Clearwire (UNKNOWN:CLWR.DL) postponed today's special stockholders' meeting in response to a revised buyout offer from Sprint Nextel (NYSE:S) that increases the bid by $0.43 per share, or about 14.5%.
Stockholders were to vote at today's meeting on whether Clearwire should allow Sprint to buy the 50% of the company it does not already own. Sprint's new offer of $3.40 a share attempts to assuage those stockholders who were not happy with Sprint's original $2.97-a-share offer.
Chief among the original proposal's critics has been Crest Financial, the largest minority shareholder with 8.2% of Clearwire shares. Crest had sent letters to shareholders urging them to vote against Sprint's first offer.
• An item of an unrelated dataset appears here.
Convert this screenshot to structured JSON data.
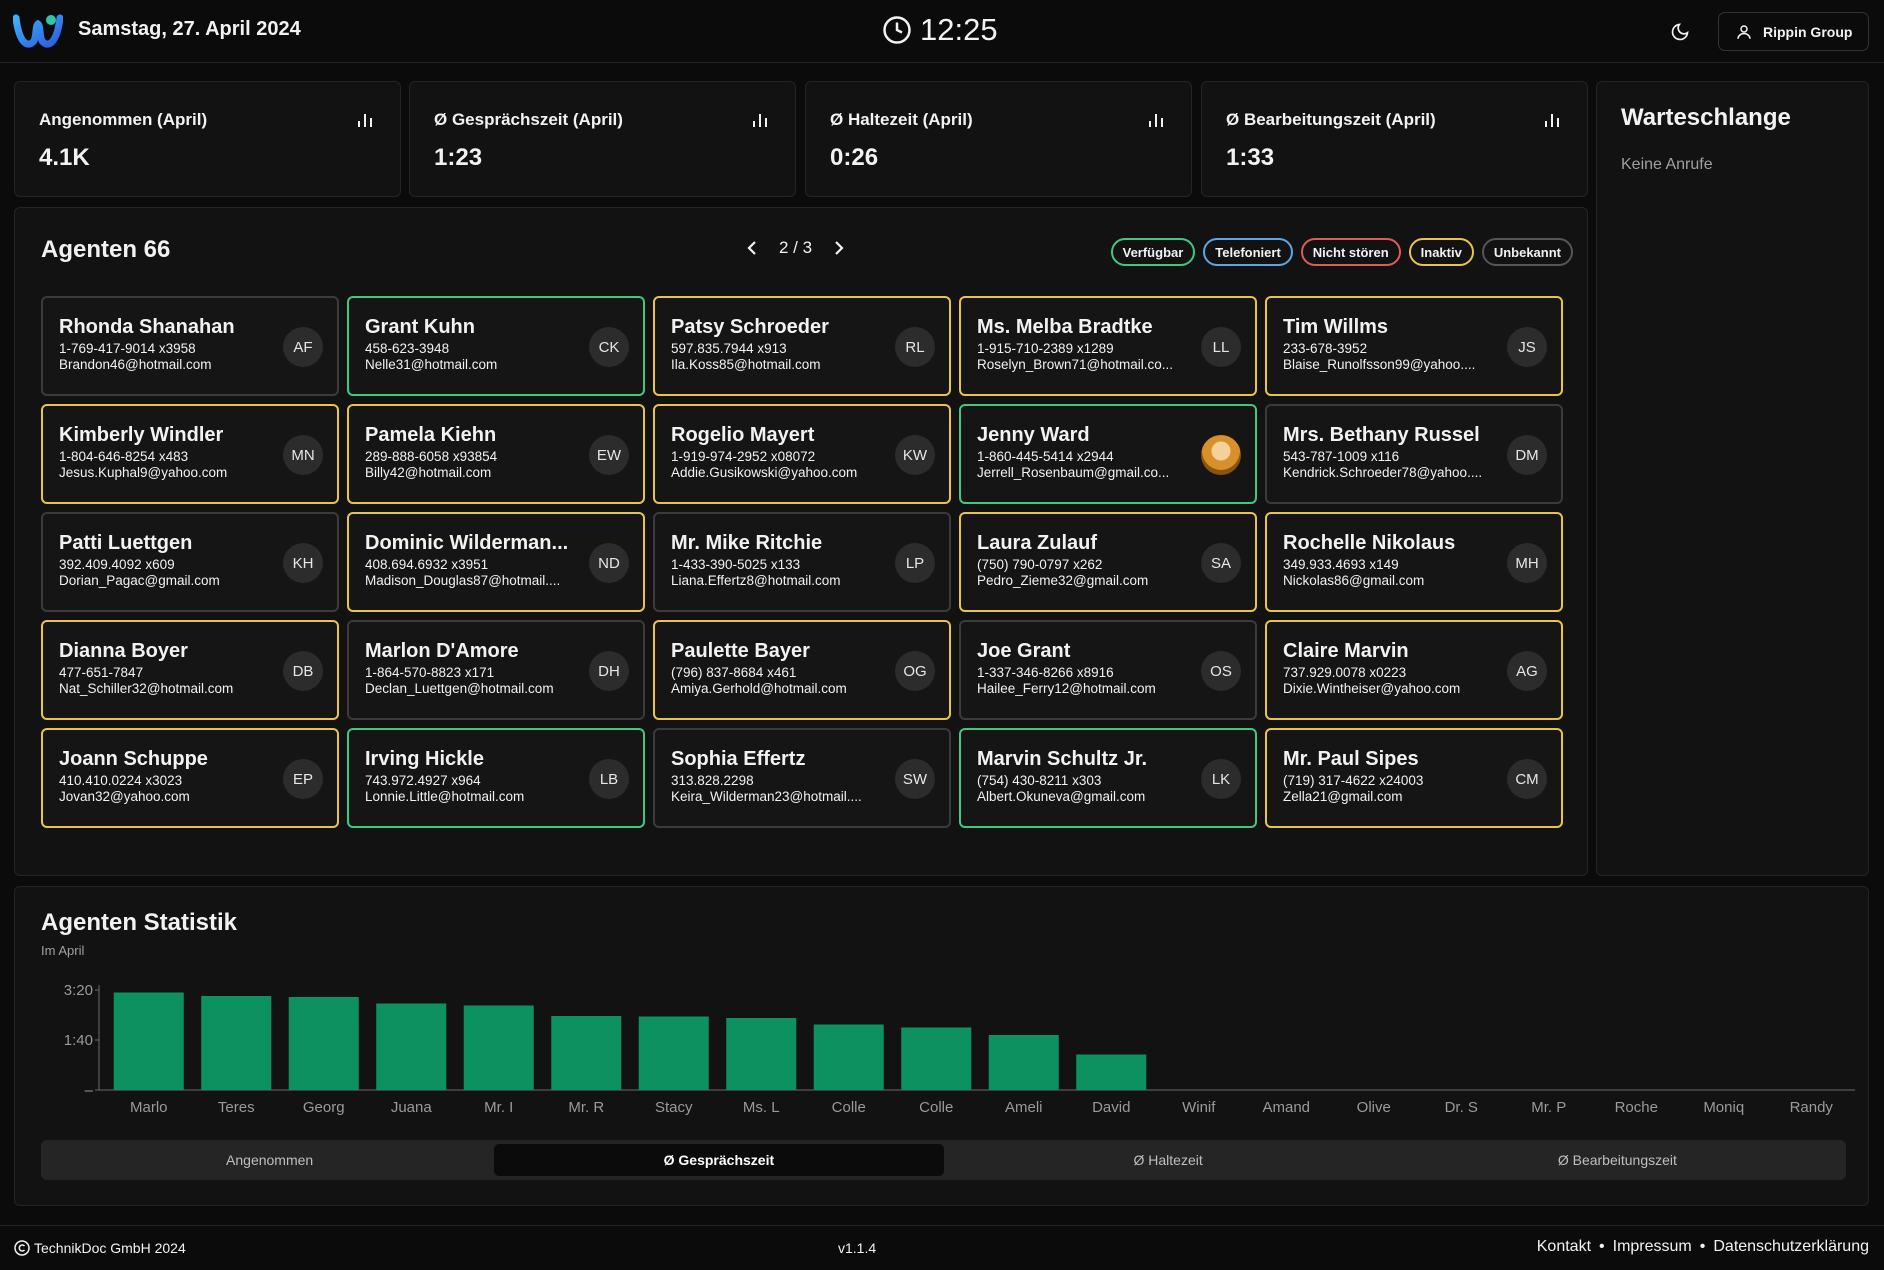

Crest wants Clearwire to hold out for either a higher bid from Sprint, or from another potential suitor, such as DISH Network or the Japanese telecom SoftBank.
Clearwire has rescheduled the special stockholders' meeting for May 30.
Crest Financial today protested the postponement of the meeting and said it sent a letter to Clearwire's other stockholders "urging them to reject Sprint's new offer and to pressure the Clearwire Board to pursue a direct, competitive bidding process for Clearwire after the battle for Sprint is concluded." (A vote is scheduled for June 12 on whether Sprint should accept SoftBank's offer to buy 70% of that company.)
Sprint's latest offer values Clearwire at $10.7 billion, according to Sprint and represents a 162% premium to Clearwire's closing share price the day before the Sprint-SoftBank discussions were first confirmed in the marketplace (Oct. 11, 2012) when Clearwire was also speculated to be a part of that transaction. "The offer represents Sprint’s best and final offer," said the company in its press release.